The Clock Stopped: Amazingly, Cheetolini has done the right thing about vaping


Trumplethinskin has said the FDA should ban “flavoured” vaping products.  His “ban”, however, is only against flavoured nicotine packs, not vaping in general.  That won’t be affected, not when Altria (formerly Philip Morris) invested US$1.2 billion in Juul and invested who-knows-how-many millions on republicans.  The FDA has sent out warning letters to Juul and others, holding them accountable for their actions.  Now let’s see Annoying Orange do something about enacting gun control.

The owners of Juul were liars from the beginning.  Their “flavoured” poison was always aimed at children, despite their lies and denials.  Every examination of their advertising confirms this.  They used “barely legal” 19 years olds to market vaping to kids, in much the same way pornographers market “barely legal” 19 years olds to middle aged men.  The FTC has fined google US$170 million for targeted advertising aimed at children and data collection, but the this should include a ban on all nicotine-based products online, the same way all tobacco advertising has been banned from TV, radio and print media.

The number of nicotine addicts worldwide went from five million in 2011 to nearly fifty million today, thanks in large part to advertising to children, and to addicts’ rationalizations of their selfish behaviour.  They say, “I’m not smoking, I’m vaping!” as they smoke in places where it’s illegal or on private property where the owners don’t allow smoking.

“Vaping devices” are nothing more than portable hookah pipes, and the addicts are vaper brains.  It’s still smoking, and it’s still toxic both to the user and the environement (re: plastic waste, batteries).  All tobacco products should be banned since they are a massive contributor to climate change and toxification of farmland. Once land has been used for growing tobacco, you can’t grow food there. It’s single crop farming, not rotational, so the soil becomes depleted of nutrients and desertification begins without massive overuse of fertilizers and pesticides. The tobacco plant is one species that humans should try to render extinct or at least criminalize its use outside of science.

 

 

 

 

Comments

  1. says

    Why it should be impossible to grow food on land where tobacco was grown? I cannot find any reason why crop rotation should be impossible for tobacco.
    I think that growing tobacco as a single crop is more about greed than a must – tobacco just brings in more money in the short-term, and nobody cares about the long-term. It is similar to rapeseed where I live, it too is grown in succession to a point when the soil is completely depleted and starts to erode.
    I do not think banning the stuff would work though, it won’t anymore than banning marihuana or alcohol did.

    • says

      Farmers stopped using nicotine as an insecticide because many plants absorb it and it gets into the food chain. Soil can also absorb it.

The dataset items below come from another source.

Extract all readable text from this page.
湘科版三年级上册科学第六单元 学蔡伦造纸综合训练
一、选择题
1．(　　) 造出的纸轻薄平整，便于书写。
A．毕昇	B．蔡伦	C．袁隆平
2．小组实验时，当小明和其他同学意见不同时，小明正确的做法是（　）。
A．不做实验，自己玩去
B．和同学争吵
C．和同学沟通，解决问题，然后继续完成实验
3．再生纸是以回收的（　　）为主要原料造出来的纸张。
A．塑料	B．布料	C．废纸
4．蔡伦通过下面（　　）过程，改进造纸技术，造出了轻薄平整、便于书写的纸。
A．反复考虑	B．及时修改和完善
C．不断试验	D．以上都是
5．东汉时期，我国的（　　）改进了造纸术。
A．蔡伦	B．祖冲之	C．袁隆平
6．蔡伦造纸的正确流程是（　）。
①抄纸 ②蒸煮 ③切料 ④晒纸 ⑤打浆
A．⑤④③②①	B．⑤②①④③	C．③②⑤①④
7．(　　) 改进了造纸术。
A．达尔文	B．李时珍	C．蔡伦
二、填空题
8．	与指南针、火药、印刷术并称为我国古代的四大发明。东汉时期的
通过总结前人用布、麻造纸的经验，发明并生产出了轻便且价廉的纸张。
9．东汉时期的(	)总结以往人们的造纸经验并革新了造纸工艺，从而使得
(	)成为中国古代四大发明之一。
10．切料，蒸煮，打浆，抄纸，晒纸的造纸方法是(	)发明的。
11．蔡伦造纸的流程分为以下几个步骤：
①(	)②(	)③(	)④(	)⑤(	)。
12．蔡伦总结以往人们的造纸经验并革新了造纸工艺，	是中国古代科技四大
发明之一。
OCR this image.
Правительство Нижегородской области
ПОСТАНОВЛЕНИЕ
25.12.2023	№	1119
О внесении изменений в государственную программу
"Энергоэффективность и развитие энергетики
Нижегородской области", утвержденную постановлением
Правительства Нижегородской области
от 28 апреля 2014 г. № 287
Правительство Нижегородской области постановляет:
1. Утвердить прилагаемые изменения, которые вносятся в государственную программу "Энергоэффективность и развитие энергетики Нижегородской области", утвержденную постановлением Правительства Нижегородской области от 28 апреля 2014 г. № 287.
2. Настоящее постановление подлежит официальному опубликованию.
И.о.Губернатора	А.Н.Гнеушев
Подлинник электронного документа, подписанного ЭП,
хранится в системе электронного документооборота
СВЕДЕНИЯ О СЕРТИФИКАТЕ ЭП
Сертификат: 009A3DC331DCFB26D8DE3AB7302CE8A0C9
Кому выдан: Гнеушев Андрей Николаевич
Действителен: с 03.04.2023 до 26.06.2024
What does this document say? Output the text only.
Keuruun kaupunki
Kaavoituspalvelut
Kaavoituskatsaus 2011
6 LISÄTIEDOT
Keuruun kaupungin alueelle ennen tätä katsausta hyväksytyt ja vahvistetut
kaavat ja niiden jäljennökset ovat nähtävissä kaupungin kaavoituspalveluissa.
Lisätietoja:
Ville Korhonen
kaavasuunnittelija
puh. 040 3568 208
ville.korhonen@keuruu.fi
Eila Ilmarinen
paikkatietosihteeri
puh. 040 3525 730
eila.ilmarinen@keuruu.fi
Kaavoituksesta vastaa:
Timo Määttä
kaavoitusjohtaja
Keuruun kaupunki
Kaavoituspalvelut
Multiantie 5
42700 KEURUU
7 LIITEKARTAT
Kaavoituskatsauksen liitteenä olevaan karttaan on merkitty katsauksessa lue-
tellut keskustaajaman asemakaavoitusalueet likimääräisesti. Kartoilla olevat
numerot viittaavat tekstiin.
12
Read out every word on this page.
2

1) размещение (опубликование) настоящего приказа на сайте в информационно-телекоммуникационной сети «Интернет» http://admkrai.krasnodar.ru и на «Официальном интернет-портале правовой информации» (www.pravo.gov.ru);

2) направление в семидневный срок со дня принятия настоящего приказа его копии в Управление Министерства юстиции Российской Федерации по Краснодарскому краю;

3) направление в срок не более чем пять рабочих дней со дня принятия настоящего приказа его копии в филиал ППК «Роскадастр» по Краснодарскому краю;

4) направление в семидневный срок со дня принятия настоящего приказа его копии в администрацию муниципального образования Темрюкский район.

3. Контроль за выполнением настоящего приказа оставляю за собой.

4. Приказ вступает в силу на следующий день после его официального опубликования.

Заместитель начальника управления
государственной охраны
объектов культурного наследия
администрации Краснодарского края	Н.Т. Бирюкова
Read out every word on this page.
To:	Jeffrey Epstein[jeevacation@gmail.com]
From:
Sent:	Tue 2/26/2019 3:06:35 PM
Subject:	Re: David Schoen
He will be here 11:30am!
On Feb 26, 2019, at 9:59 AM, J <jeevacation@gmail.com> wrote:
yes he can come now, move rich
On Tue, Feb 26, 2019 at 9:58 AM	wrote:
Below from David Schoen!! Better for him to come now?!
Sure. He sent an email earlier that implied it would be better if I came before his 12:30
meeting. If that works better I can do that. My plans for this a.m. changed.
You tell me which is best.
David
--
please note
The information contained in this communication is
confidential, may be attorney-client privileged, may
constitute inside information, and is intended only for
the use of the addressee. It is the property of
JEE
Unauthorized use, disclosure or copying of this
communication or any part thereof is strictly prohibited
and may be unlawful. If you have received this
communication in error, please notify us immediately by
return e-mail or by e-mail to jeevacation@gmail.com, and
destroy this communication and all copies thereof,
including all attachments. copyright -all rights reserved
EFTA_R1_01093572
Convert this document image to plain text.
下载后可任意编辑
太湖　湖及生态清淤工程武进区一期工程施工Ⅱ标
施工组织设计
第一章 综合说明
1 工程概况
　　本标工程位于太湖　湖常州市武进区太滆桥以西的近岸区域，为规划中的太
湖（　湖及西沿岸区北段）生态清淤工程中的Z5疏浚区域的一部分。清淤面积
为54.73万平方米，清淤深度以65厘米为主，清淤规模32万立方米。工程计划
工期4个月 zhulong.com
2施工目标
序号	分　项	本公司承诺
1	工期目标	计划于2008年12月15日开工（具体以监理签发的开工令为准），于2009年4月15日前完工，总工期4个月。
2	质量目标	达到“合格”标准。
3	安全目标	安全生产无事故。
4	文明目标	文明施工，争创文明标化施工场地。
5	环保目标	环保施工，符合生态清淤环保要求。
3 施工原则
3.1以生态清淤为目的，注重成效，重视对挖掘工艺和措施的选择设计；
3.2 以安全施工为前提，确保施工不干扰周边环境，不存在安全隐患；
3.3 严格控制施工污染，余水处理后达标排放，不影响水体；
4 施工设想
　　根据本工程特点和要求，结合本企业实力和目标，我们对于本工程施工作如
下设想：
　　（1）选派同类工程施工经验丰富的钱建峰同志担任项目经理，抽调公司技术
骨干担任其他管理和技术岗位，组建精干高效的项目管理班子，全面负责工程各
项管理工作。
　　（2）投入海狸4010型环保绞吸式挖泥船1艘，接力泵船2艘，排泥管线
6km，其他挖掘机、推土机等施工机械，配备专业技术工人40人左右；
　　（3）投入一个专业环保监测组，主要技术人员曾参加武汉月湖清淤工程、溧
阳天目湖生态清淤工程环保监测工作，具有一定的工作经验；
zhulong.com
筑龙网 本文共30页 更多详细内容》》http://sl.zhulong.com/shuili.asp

      From another source:

      Tobacco ruins soil and water along Matamuhuri River, Bangladesh

      Tobacco cultivation in Bangladesh has always been river-based to exploit the fertile soil.

      […]

      Tobacco cultivation has been expanded in Bangladesh, not due to increased interest of the farmers, but to appropriate fertile lands, source of fuel woods and water accessible for the tobacco industry. Fertile soil condition is an important factor for quality tobacco leaf production. British American Tobacco Company (BATC) started tobacco cultivation in Rangpur district in the fertile Teesta silt in the early 1970s, later on moved to Kushtia in the fertile land of the Gangetic Flood plain and then to the Chittagong Hill Tracts mostly for the fertile riverbeds of river Matamuhuri and the trees in the hill forest (Akhter 2011). In essence, the expansion of tobacco production is a corporate grabbing of fertile land, forests for fuel woods and water, for which investors had to pay nothing.

      Tobacco, Nicotiana tabacum, grown as a monocrop, needs various kinds of chemical fertilizers, pesticides and fungicides to curb the growth of diseases and persistent weeds. The plant extracts nitrogen, phosphorus and potassium from the soil more rapidly than other crops – a problem exacerbated by practices such as topping and suckering that promote the concentration of nicotine in the plant’s leaves. Tobacco is not merely a plant, but a toxic industrial technology.